REPUBLIKA.CO.ID, CASTEL VOLTURNO -- Migran asal Afrika yang berada di Italia dikenal sebagai "invisibles". Julukan itu diberikan pada mereka yang tidak berdokumen dengan pekerjaan serabutan, bahkan ketika virus corona belum menghantam negara tersebut.
Menjalani lockdown selama dua bulan di apartemen-apartemen di utara Napoli, keberadaan migran ini sangat buruk. Kondisi semakin memburuk karena mereka kehilangan pekerjaan, tanpa makanan, dan tanpa harapan.
"Saya butuh bantuan. Tolong aku. Untuk anak-anak saya, untuk suami saya, saya perlu bantuan," kata penata rambut asal Nigeria bernama Mary Sado Ofori.

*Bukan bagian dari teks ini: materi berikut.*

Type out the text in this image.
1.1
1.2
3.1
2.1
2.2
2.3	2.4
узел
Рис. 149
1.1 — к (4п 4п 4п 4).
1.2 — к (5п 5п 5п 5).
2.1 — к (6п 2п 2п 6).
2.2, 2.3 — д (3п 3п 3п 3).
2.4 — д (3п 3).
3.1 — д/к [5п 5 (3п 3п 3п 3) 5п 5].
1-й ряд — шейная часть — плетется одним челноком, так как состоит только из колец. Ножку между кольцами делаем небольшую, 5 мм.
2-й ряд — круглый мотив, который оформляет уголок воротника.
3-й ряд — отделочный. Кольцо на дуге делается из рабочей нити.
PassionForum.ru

Ibu dari tiga anak ini berlindung di blok apartemennya yang penuh sesak. Dia kehabisan susu untuk anaknya yang berumur 6 bulan dan bergantung dari bantuan dari seorang teman.
Italia sedang bersiap untuk membuka kembali beberapa bisnis dan industri dalam pelonggaran lockdown pada Senin (4/5). Hanya saja, keputusan ini belum bisa mengurangi kesengsaraan migran.
Pemerintah yang tidak jelas dalam memberikan dukungan untuk migran membuat beberapa orang mencoba memberikan perhatian. Mulai dari sukarelawan, petugas medis, pendeta, mediator budaya dan pejabat balai kota setempat mengantarkan barang belanjaan setiap hari ke apartemen migran dan berusaha memberikan perawatan kesehatan.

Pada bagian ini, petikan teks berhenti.